Bij 't uitgaan van de vroegmis hadden sommige voorbijgangers al eens gezegd: ‘Nou, ik geleuf, dè Hannes ook goed deurslaopt.’ Nu het tegen halfacht ging, trok dit in de buurt ook de aandacht. Zóó laat de vensters nog gesloten en dan dat leven in het achterhuis; daar stak zeker iets achter. Want Hannes en Trien waren toch niet te lui om op te staan, dat wist iedereen. Daarom nam een der buren de vrijpostigheid en tikte een paar maal op de vensters der slaapkamer. Geen antwoord. Men keek elkaar eens aan. Ze zouden toch niet....! Je kunt nooit weten en als er eens iets gebeurd was! Je hebt toen van ziekte of zoo niets gehoord! Hernieuwd geklop. Geen teeken van leven daarbinnen. Daar kwamen de arbeiders aan. Die zouden misschien iets meer weten. Maar toen ze naderbij kwamen en omtrent den stand van zaken waren ingelicht, stonden zij even versteld als de overige omstanders. Hun getal groeide ieder oogenblik aan. Allerlei veronderstellingen werden gemaakt, sombere vermoedens uitgesproken, oude geschiedenissen aangehaald, stoute beweringen geopperd en weerlegd, kortom, het groepje menschen voor het huis praatte, praatte en bleef praten en overleggen, maar verroerde geen vin om aan den onmogelijken toestand een einde te maken. Eindelijk, na nog een herhaald geklop, dat weder onbeantwoord bleef, hoorde men uit den vollen hoop een stem:
‘Zô'n we der nie in kunne?’
Hé, ja, dat niemand daar eer aan gedacht had. Ja, maar, de deuren waren gesloten, en inbreken, dat ging toch niet goed, en als er eens niemand thuis was, wat dan? Dan zon men er nog last van kunnen hebben ook.

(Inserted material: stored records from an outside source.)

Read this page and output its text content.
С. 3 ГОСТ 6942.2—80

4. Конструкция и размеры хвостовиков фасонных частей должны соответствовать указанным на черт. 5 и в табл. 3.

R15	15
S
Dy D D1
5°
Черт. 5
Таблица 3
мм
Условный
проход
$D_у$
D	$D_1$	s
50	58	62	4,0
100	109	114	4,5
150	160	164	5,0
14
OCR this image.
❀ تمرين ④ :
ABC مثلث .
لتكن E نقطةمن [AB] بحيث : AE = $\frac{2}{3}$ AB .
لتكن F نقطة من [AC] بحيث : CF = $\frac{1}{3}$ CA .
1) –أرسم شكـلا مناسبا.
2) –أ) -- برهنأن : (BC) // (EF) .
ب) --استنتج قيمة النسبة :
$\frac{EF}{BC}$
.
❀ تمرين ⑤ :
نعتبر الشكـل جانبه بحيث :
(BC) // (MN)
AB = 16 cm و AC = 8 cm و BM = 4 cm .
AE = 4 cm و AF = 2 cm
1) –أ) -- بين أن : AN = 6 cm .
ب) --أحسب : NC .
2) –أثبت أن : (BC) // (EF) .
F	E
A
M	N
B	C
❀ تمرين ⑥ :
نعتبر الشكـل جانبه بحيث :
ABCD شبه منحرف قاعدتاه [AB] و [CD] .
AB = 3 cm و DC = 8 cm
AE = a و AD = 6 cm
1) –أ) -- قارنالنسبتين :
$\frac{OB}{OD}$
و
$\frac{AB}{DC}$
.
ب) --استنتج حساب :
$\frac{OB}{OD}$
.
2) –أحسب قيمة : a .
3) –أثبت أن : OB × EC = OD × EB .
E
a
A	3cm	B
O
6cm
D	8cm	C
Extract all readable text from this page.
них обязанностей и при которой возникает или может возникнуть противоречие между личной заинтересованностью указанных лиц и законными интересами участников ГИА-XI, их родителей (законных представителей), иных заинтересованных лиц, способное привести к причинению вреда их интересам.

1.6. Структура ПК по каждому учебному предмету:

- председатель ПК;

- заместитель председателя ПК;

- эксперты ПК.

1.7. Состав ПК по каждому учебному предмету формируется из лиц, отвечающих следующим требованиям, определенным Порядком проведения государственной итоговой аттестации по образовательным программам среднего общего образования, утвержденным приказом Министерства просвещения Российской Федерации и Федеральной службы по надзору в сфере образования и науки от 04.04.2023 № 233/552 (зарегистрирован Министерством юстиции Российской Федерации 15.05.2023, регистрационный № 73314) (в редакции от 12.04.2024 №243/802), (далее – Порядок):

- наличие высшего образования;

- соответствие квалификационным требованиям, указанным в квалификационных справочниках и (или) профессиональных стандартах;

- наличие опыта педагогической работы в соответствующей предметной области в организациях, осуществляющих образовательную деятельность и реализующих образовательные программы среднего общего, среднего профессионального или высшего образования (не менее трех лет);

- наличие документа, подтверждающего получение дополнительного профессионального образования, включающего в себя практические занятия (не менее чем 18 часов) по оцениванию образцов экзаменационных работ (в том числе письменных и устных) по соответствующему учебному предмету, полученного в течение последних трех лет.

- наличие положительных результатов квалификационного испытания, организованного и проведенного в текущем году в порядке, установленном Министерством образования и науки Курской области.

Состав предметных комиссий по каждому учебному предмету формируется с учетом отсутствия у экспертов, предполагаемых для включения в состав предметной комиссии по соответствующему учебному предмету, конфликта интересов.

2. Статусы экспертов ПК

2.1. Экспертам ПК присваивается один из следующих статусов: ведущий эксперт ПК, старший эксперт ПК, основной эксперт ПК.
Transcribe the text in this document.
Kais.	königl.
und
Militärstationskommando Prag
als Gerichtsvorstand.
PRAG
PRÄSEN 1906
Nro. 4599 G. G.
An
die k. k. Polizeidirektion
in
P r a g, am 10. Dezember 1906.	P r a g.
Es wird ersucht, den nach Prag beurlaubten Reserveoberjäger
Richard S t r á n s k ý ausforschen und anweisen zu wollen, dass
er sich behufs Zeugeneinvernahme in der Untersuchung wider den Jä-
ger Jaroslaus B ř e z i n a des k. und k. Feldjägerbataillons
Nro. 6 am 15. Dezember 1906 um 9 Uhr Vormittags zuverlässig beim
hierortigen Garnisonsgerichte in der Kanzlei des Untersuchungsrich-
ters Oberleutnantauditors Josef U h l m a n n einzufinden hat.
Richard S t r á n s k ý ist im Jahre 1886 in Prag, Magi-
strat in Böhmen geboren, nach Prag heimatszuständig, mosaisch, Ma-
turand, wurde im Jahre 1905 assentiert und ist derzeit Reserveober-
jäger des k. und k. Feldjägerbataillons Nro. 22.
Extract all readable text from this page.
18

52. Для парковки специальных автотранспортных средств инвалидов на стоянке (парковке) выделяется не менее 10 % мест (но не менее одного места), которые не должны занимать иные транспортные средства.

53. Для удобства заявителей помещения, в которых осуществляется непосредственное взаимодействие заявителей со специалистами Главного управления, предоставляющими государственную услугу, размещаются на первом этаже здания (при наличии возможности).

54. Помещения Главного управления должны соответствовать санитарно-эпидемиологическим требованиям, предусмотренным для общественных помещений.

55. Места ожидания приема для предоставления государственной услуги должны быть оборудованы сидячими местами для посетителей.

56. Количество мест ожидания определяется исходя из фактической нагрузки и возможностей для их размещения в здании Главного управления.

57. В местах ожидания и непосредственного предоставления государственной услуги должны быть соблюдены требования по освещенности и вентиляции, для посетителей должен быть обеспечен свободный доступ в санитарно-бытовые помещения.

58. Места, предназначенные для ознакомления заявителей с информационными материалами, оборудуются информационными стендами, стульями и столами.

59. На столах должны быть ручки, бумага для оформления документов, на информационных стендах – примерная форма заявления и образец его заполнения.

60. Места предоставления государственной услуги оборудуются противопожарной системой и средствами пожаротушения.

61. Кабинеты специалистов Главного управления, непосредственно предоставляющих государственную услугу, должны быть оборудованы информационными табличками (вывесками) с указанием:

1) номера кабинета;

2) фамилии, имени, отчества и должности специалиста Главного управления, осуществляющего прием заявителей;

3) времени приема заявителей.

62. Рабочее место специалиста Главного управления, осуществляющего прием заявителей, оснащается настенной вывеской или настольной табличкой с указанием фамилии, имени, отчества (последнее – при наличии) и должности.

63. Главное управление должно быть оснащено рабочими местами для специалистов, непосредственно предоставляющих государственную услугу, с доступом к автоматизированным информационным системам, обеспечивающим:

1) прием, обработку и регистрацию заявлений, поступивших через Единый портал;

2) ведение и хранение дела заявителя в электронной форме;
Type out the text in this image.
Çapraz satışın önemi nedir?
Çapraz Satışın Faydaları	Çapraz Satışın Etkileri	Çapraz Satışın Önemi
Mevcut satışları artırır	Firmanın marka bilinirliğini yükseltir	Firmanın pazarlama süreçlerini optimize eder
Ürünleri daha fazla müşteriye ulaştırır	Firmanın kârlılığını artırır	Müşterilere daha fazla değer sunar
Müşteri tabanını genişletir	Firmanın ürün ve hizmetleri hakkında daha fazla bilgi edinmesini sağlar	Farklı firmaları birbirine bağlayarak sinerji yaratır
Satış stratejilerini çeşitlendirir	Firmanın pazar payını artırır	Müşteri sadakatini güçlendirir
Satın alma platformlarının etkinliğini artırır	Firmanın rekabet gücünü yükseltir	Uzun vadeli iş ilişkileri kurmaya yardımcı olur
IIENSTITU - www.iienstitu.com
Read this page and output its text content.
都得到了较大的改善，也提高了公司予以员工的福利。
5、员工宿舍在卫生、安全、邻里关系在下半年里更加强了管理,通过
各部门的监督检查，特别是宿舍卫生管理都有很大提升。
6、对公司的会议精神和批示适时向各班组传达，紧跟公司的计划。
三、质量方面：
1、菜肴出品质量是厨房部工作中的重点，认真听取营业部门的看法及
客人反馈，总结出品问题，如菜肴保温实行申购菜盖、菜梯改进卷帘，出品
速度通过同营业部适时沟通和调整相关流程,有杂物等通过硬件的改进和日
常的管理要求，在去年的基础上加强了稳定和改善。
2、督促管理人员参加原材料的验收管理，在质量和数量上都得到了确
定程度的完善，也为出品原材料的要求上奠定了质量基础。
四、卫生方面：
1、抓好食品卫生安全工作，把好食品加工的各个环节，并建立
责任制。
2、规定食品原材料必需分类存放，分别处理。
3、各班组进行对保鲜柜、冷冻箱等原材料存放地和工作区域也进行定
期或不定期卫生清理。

‘Thuis zijn ze,’ verklaarde een der arbeiders, ‘giesterenaovond nog heet Hannes me gevraagd of ik niemes veur 'm wiest, om vandaog te helpe. Dè zô ie toch nie vraoge, as ie nie thuis was. Mit 'nen langen stok kan ik er wel in. As ik er maor eenen had.’
In een oogenblik is een jongen uit de buurt heen en komt weerom met een fikschen bezemsteel in de hand. Nu naar achter, langs het huis heen, naar de kleine staldeur. Die hing vrij hoog boven den grond, zoodat het den arbeider-inbreker gemakkelijk viel, eerst den stok en toen zijn vuist onder de deur heen te steken. Na den stok met het eene eind naar boven te hebben gericht, tastte hij er een paar malen mee langs den binnenkant der deur, kon den grendel terugschuiven, en de toegang was niet langer versperd.
Aller verwachting was hoog gespannen. Eindelijk zou het raadsel worden opgelost. Met uitgerekten hals drong men naar voren om maar zoo spoedig mogelijk op de hoogte te zijn. Het eerste gevolg er van was, dat het dierenconcert opnieuw aangeheven werd. Nu er ‘volk’ op den vloer was, bestond er kans gevoederd te worden en daarom werd fortissimo en eendrachtig 't concert voortgezet, om zoo mogelijk nog luider te klinken, toen niet onmiddellijk aan de behoefte werd voldaan. En aan de dieren dacht niemand, ze werden vergeten ter wille van Hannes en Trien, over wier lot men in onzekerheid en ongerustheid verkeerde.
Gezamenlijk richtten de aanwezigen hun schreden naar voren, naar het verblijf der echtelieden.
Poes zat nog voor de deur te miauwen en was een van de eersten in 't vertrek. Stilte des grafs bij allen. 't Was er half duister; gauw een raam opgeschoven, een venster open, en 't volle daglicht viel op den vloer en drong door boven en beneden tot zelfs aan het echtelijk leger.
Vol verbazing stonden de indringers te staren op het echtpaar, dat daar met open oogen onbeweeglijk nederlag.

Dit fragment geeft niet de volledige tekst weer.